Celia está abriendo la boca para manifestar el hecho obvio de que el anillo, a pesar de ser muy bonito, le va demasiado grande, cuando la sortija empieza a encoger de tamaño.
La alegría momentánea de la niña al ver cómo el anillo se le ajusta desaparece de golpe a causa de un dolor repentino, pues la sortija sigue cerrándose en torno a su dedo y el metal empieza a quemarle la piel. Intenta soltarse, pero el hombre del traje gris le sujeta firmemente la mano por la muñeca.
El anillo se va volviendo más y más fino hasta desaparecer por completo. Lo único que queda es una cicatriz de una intensa tonalidad roja en torno al dedo de Celia.
El hombre del traje gris le suelta la muñeca y Celia retrocede. Se aleja hasta un rincón, donde se observa la mano.
—Buena chica —dice su padre.
—Necesitaré un poco de tiempo para preparar a mi jugador —expone el hombre del traje gris.
—Desde luego —le responde Hector—, tómate el tiempo que necesites. —Se quita el anillo de oro que lleva y lo deposita sobre la mesa—. Para cuando encuentres al tuyo.
—¿No prefieres ser tú mismo quien haga los honores?
—Confío en ti.
El hombre del traje gris asiente y se saca un pañuelo del abrigo.
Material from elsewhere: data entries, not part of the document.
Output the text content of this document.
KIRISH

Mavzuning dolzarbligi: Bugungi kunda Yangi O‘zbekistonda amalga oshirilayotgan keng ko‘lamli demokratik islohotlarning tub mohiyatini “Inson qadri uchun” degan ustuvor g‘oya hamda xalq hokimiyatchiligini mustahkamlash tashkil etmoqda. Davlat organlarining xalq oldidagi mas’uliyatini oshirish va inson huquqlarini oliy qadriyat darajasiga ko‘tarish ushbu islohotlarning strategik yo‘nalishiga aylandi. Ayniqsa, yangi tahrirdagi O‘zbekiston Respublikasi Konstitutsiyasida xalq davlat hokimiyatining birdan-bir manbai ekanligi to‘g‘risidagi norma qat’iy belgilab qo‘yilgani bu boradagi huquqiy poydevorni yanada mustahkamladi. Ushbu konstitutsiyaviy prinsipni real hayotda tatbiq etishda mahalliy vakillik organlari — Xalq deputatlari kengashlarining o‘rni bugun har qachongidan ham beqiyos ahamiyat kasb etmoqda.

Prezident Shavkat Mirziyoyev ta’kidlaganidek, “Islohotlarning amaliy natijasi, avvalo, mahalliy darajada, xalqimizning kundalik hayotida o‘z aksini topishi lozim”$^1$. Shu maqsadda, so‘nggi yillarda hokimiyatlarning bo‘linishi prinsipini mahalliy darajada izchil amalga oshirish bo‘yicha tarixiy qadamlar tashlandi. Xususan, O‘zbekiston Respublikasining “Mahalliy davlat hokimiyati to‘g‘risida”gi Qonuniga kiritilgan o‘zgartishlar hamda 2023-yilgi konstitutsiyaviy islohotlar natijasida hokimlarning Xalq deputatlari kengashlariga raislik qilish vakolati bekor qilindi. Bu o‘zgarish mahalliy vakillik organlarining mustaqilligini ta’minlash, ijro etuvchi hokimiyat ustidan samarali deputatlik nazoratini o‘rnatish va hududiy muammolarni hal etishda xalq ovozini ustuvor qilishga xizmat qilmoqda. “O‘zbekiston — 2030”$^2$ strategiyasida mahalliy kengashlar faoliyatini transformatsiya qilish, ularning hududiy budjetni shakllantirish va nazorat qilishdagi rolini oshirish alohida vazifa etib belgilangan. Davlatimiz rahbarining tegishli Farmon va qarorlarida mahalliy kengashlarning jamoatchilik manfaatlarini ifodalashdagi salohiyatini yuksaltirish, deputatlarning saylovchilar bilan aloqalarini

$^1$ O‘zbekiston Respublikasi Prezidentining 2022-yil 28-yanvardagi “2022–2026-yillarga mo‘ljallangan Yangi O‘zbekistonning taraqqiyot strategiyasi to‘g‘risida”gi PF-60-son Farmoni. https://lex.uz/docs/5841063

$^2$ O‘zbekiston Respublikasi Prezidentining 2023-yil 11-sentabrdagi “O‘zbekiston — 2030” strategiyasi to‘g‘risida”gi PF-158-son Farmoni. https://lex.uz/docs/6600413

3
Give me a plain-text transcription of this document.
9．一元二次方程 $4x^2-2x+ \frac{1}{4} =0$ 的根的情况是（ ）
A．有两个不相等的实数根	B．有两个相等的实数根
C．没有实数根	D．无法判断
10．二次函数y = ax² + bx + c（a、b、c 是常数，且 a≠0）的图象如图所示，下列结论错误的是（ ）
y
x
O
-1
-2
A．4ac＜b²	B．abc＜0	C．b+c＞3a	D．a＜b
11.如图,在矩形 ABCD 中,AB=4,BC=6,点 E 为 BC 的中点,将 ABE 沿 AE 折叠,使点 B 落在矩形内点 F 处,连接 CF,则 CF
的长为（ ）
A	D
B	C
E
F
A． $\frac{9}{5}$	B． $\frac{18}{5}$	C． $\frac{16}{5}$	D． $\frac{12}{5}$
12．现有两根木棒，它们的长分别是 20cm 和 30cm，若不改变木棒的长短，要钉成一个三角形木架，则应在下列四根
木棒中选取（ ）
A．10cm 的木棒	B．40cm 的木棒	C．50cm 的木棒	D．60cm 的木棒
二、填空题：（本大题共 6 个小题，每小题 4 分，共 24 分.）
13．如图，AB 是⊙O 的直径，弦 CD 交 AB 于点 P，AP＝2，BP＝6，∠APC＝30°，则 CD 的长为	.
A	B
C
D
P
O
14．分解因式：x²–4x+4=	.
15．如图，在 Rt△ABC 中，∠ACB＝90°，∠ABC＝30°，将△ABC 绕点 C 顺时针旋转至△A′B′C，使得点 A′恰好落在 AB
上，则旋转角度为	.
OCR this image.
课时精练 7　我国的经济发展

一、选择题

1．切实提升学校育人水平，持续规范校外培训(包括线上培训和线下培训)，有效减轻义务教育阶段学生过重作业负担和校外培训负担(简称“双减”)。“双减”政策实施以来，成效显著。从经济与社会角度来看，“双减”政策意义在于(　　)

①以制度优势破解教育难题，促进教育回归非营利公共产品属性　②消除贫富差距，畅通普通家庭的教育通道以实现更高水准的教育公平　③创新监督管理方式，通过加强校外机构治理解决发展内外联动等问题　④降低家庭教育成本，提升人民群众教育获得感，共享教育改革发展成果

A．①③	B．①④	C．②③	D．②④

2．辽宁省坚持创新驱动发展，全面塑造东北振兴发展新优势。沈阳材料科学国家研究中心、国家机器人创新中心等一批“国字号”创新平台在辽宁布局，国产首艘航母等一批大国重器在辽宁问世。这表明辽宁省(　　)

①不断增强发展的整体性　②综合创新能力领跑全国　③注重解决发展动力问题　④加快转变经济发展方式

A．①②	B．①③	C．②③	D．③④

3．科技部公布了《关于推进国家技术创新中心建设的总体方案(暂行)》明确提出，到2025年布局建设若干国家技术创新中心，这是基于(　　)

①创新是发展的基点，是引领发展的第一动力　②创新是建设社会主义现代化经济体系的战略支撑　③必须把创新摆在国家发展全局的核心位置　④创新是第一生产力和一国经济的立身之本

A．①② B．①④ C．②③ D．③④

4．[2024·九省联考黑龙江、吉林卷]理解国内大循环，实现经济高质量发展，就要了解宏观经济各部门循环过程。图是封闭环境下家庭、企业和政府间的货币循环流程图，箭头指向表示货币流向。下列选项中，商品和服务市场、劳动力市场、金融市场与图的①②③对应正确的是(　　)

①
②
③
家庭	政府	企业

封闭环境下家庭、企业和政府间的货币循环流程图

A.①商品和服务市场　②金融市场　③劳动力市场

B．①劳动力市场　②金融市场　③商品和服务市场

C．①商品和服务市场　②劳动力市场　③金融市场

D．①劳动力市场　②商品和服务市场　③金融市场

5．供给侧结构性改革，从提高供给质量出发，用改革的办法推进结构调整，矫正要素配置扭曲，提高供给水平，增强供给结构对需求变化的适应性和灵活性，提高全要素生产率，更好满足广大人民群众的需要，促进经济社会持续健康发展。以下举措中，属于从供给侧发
Con él recoge el anillo, sin tocarlo directamente, y se lo guarda en el bolsillo.
—Espero que no estés haciendo todo esto sólo porque mi alumno ganó el último reto.
—Por supuesto que no —responde Hector—. Lo hago únicamente porque dispongo de una jugadora capaz de derrotar a cualquier contrincante que elijas tú y porque los tiempos han cambiado lo suficiente como para que resulte interesante. Además, según creo, la puntuación total se inclina a mi favor.
El hombre del traje gris no comenta nada sobre ese último punto; se limita a observar a Celia con la misma mirada escrutadora. La chiquilla intenta apartarse de su campo de visión, pero el camerino es demasiado pequeño.
—Supongo que ya habrás pensado en el terreno de juego, ¿no? —le pregunta al mago.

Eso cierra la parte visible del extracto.